Doctoral Dissertation Research: Cross-Linguistic Investigations of Syntactic Creativity Errors in Children's Wh-questions
Johns Hopkins University, Baltimore MD
Investigators
Abstract
Children show remarkable aptitude for learning language and have mastered much of the grammar of their language by age four. This remarkable skill has led to the hypothesis that children come to this task with an innate ability to learn certain types of grammatical patterns, namely those manifested in the languages of the world. Through exposure, they learn which patterns are relevant to their language. For example, children learning English initially produce a type of complex questions not grammatical in English, but resembling grammatical German questions. Over time, they learn this pattern is not English and no longer use it. An alternative explanation for these errors is that limited general cognitive capacities, specifically memory, attention, and sentence planning result in productions which only superficially resemble German questions. The goal of the project is to tease apart these possible explanations through controlled experimentation comparing elicited questions and answers by English speaking children and by German speaking children. The two hypotheses predict different error types. If the errors are the result of an innate predisposition, German speaking children should produce some questions resembling English. If the errors are the result of limited cognitive abilities, children learning each language should produce questions which are not consistent with such a predisposition. This research holds the potential to be used as a clinical diagnostic for investigating children's linguistic and cognitive development. The research comprises novel experiments designed to test production and comprehension of multiclausal questions. Children between the ages of four and six will be given tests designed to assess their attention, working memory, and sentence planning abilities.

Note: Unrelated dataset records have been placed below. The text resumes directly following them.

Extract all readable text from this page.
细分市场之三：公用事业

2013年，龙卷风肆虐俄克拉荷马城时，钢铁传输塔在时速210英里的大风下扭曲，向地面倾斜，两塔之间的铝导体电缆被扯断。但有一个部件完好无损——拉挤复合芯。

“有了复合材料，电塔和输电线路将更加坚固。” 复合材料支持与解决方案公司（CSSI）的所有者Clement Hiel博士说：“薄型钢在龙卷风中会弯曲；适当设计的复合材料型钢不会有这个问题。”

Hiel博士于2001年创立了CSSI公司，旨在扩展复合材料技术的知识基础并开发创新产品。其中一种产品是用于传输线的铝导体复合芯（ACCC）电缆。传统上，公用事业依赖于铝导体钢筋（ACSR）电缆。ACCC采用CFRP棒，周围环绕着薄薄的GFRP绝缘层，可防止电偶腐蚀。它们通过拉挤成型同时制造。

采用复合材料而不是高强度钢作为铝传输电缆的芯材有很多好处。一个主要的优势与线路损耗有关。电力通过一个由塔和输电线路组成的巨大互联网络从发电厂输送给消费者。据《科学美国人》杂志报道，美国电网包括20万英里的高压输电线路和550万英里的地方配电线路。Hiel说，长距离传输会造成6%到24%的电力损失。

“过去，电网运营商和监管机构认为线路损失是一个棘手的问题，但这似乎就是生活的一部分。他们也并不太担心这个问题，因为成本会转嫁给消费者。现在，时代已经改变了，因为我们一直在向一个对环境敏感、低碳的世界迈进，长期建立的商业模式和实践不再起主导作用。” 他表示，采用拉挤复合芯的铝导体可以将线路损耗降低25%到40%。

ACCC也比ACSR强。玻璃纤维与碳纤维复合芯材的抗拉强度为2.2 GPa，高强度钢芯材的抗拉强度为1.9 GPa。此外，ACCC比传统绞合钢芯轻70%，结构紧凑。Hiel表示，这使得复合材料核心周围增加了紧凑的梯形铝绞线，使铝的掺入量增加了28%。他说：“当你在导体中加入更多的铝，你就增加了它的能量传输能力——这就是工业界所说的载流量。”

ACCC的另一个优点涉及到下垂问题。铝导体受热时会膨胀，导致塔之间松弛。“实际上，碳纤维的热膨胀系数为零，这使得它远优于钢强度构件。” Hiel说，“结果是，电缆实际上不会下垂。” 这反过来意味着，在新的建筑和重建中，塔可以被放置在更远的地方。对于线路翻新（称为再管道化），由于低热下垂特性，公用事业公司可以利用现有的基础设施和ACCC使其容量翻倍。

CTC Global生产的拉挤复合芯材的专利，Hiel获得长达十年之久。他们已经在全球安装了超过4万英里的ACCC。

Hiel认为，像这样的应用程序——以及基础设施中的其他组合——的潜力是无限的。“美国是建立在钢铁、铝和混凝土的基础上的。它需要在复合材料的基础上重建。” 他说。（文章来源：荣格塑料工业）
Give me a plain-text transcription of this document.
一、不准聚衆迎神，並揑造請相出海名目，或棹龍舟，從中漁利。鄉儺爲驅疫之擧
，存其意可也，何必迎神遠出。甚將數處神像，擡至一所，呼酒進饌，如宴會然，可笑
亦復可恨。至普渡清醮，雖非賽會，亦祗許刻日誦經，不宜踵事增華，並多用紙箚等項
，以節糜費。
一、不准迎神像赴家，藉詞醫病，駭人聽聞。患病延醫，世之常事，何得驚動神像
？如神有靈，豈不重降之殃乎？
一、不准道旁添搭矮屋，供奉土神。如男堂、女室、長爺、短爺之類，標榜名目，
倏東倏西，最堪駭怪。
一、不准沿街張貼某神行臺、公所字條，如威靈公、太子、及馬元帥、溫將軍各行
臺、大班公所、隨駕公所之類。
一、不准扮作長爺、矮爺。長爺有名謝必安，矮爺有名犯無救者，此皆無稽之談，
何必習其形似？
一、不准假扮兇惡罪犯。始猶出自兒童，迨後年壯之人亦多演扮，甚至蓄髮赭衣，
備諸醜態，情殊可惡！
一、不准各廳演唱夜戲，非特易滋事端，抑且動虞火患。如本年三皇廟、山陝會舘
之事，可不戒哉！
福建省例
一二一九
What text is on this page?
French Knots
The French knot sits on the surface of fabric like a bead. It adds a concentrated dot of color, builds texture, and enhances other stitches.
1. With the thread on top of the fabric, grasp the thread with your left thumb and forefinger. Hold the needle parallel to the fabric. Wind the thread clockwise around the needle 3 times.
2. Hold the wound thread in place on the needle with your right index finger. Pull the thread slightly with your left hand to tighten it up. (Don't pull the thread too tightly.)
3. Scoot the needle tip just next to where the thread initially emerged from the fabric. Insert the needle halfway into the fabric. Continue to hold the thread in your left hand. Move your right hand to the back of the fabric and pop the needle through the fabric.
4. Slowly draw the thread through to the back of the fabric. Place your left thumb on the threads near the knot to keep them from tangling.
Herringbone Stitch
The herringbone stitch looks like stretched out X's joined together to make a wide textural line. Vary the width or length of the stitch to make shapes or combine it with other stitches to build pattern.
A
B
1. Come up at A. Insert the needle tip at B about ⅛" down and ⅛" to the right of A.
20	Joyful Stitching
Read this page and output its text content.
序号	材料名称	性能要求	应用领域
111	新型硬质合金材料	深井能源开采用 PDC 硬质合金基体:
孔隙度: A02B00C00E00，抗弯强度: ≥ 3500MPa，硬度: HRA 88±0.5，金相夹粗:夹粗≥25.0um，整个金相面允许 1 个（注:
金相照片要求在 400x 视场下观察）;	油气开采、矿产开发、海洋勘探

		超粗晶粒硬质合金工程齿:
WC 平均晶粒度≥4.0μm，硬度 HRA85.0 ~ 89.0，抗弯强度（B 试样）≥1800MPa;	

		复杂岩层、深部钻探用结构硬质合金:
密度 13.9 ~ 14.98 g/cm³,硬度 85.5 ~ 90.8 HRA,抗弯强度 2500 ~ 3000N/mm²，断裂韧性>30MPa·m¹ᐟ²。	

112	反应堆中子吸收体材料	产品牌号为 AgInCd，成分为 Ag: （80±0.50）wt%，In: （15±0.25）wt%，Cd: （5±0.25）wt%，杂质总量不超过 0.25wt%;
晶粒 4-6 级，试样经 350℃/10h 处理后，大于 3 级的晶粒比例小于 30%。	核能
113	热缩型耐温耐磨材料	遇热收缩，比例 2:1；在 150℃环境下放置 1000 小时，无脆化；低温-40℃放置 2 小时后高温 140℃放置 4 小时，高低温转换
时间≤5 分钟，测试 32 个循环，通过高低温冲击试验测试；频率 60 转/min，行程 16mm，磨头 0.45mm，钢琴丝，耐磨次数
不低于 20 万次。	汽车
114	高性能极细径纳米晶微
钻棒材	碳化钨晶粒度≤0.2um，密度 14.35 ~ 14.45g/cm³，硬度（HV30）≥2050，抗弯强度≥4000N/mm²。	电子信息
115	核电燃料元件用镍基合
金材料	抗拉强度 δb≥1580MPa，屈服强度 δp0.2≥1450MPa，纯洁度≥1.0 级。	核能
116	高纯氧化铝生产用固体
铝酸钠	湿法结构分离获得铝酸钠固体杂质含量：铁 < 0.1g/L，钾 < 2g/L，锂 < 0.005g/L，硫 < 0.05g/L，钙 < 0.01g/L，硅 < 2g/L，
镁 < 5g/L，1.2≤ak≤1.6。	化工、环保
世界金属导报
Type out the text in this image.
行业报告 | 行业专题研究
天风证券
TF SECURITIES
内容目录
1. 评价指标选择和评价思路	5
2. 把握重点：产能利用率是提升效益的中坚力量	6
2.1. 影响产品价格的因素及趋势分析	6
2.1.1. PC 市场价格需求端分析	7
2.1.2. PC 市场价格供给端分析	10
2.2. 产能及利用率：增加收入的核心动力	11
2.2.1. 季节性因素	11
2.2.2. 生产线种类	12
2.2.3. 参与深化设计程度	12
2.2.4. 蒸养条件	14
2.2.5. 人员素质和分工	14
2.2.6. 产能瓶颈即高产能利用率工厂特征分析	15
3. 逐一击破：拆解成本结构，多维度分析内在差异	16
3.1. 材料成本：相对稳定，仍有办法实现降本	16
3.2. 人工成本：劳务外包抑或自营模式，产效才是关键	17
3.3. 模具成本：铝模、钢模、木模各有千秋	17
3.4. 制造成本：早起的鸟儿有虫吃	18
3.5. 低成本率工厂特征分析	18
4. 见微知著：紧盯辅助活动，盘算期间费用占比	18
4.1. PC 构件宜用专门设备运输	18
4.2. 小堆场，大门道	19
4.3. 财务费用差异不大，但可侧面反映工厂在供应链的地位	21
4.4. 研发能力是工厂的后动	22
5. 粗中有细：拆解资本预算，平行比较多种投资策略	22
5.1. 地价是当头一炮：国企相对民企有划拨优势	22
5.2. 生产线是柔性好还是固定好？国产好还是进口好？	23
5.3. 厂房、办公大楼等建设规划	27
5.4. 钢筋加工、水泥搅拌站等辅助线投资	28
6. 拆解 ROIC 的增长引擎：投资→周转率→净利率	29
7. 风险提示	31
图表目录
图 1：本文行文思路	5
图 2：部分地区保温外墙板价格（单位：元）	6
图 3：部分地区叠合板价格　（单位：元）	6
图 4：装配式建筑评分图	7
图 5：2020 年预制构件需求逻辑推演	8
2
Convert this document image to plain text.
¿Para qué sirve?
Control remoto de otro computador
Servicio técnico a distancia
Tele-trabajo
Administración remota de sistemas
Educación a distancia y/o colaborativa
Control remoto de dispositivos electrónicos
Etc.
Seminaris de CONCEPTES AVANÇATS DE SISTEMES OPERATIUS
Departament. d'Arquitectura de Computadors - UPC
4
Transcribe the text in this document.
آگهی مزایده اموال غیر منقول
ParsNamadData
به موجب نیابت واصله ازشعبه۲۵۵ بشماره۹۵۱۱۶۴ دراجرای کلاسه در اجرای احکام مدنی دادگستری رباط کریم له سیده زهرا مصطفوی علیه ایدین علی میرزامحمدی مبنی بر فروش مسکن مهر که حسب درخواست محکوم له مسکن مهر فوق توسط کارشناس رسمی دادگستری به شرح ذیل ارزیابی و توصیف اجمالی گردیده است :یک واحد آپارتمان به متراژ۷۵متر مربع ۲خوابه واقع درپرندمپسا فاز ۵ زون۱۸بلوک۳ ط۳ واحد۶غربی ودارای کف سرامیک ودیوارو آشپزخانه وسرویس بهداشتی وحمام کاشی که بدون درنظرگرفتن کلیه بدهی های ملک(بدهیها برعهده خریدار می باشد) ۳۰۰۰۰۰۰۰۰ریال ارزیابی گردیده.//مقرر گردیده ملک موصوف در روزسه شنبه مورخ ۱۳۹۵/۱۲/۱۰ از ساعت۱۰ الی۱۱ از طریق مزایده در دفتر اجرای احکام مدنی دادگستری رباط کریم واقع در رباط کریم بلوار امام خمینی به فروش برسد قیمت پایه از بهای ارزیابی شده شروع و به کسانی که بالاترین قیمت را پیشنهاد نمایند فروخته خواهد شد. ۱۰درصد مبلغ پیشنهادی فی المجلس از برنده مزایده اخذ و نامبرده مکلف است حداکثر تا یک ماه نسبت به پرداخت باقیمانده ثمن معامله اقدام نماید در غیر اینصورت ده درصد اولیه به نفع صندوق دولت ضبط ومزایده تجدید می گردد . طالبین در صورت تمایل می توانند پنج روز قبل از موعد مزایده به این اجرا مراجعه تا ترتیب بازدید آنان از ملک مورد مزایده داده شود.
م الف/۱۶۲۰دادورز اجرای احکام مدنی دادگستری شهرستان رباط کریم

By comparing performance of English and German speaking children, this project will further illuminate the role of input in language learning and provide a baseline for comparison for English-speaking children. Novel contributions include furthering the use and integration of psycholinguistic methodologies into linguistic work as well as investigating German children's as yet unstudied acquisition of this complex syntactic phenomenon. This award reflects NSF's statutory mission and has been deemed worthy of support through evaluation using the Foundation's intellectual merit and broader impacts review criteria.